Peretasan, penipuan, dan berbagai tindak kejahatan lainnya masih terus berlanjut di WhatsApp. Korbannya mulai dari warga biasa, artis, sampai pejabat. Gara-gara peraturan yang lemah?
Menurut Dr. Ir. Agung Harsoyo MSc.,MEng, lemahnya pengaturan adalah penyebab terjadinya hal ini. Anggota Badan Regulasi Telekomunikasi Indonesia (BRTI) periode 2015-2018, di sinilah pentingnya penerapan aturan Know Your Customer (KYC).
"Dengan hanya menerapkan kewajiban melapor, tidak ada kewajiban bagi WhatsApp untuk menerapkan aturan Know Your Customer (KYC). Kewajiban KYC di industry telekomunikasi hanya diberlakukan bagi operator telekomunikasi. WhatsApp, Telegram, Facebook dan berbagai layanan OTT yang beroperasi di Indonesia tidak ada kewajiban KYC. Sehingga menurut saya regulasi yang diterapkan pemerintah untuk layanan OTT masih sangat longgar," jelas Agung.
SCROLL TO CONTINUE WITH CONTENT
Di sisi lain, pengajar di Sekolah Teknik Elektro dan Informatika - ITB tersebut sangat menyayangkan kengganan WhatsApp untuk bekerja sama dengan operator telekomunikasi. Kerja sama tersbut merupakan amanat PP 46/2021 dan PM 5/2021.
Akibatnya, WhatsApp tidak terupdate terkait pergantian nomor telpon pengguna. Dampaknya, pelaku tindak kejahatan di WhatsApp menjadi nyaman menjalankan aksinya, karena merasa dapat dengan mudah menghilangkan jejak.
Kerentanan WhatsApp sebagai platform komunikasi juga digarisbawahi oleh Badan Siber dan Sandi Negara (BSSN). Kepala Biro Hukum dan Komunikasi Publik BSSN Brigjen TNI Berty B.W. Sumakud melihat tidak adanya kerja sama dengan operator telekomunikasi berakibat nomor yang sudah tidak aktif, masih bisa digunakan di WhatsApp. "Banyak nomor seluler yang sudah tidak aktif, tapi masih bisa digunakan di WhatsApp." tegas Berty.
Jenderal Bintang satu di BSSN tersebut menilai WhatsApp menerapkan end-to-end encryption dengan tidak bijak, karena tidak dibarengi kerja sama dengan aparat penegak hukum, kementerian, dan/atau lembaga yang berwenang.
Bukannya melindungi komunikasi masyarakat, tetapi menyulitkan memberantas aksi penipuan dan tindak kejahatan. Pelaku kejahatan dan penipuan di platform tersebut merasa aman karena komunikasi mereka telah terenkripsi secara end-to-end.
Muara dari semua permasalahan tersebut adalah masyarakat sebagai konsumen yang menjadi korban. Rizal E. Halim selaku Ketua Badan Pelindungan Konsumen Nasional (BPKN) menyoroti tidak adanya pusat layanan konsumen dan pusat pengoperasian WhatsApp di Indonesia. Jika terjadi permasalahan termasuk kasus penipuan dan peretasan, konsumen tidak tau bagaimana melaporkan hal ini dengan mudah ke WhatsApp.

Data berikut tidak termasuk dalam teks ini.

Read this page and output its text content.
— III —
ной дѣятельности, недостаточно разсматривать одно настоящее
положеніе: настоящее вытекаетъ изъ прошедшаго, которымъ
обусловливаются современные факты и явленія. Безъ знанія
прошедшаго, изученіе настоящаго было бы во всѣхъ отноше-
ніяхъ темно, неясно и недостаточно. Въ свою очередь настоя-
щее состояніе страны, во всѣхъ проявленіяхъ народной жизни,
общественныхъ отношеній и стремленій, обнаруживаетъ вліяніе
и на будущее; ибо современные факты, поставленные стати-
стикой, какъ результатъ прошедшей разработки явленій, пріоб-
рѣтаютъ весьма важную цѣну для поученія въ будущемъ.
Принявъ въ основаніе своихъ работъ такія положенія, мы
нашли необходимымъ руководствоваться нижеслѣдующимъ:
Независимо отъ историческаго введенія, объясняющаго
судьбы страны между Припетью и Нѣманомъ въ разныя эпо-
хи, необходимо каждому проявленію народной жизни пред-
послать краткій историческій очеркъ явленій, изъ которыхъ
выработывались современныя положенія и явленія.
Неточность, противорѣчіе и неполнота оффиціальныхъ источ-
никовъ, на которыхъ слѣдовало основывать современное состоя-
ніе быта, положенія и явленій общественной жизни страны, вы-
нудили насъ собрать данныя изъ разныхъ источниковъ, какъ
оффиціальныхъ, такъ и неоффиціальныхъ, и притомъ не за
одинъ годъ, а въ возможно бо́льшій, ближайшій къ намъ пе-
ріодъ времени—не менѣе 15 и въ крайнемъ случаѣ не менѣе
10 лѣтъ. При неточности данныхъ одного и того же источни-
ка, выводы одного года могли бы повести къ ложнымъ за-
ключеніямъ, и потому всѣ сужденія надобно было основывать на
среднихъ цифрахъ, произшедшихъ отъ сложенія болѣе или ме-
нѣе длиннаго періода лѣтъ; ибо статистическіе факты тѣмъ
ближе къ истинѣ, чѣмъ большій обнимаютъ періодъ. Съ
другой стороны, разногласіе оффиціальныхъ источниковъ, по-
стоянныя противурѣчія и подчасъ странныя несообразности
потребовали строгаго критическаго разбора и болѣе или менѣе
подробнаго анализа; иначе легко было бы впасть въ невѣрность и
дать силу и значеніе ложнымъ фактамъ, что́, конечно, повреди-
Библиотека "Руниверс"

"Pusat layanan konsumen itu tujuannya memberikan kemudahan kepada konsumen. WhatsApp kan menyelenggarakan kegiatan usaha di Indonesia. Mereka menghasilkan uang dari data pelanggan yang dikelolanya. Walaupun tidak membayar langsung, tetapi masyarakat pengguna itu kan konsumen mereka. Harusnya ada pusat layanan konsumen atau pusat pengoperasian layanan yang bisa dihubungi. Ini hak konsumen," jelas Rizal.
Agar tidak semakin banyak masyarakat selaku konsumen yang dirugikan, BPKN meminta Otoritas Jasa Keuangan (OJK) dan Kementerian Kominfo dengan tegas mengatur agar bank dan lembaga keuangan lainnya tidak menggunakan WhatsApp untuk mengirimkan autentikasi, notifikasi, dan promosi.
"Modus kejahatan di WhatsApp ini jelas menyasar rekening tabungan dan dompet digital masyarakat. Saya fikir, sektor perbankan, jasa keuangan, dan enterprise pada umumnya wajib mengutamakan penggunaan SMS untuk autentikasi. Notifikasi dan promosi juga menggunakan SMS demi melindungi konsumen. Ini penting agar tidak ada lagi konsumen yang menjadi korban. Kominfo juga perlu mengatur berbagai jenis layanan OTT ini, termasuk kewajiban kerja sama dengan operator telekomunikasi," tutup Rizal.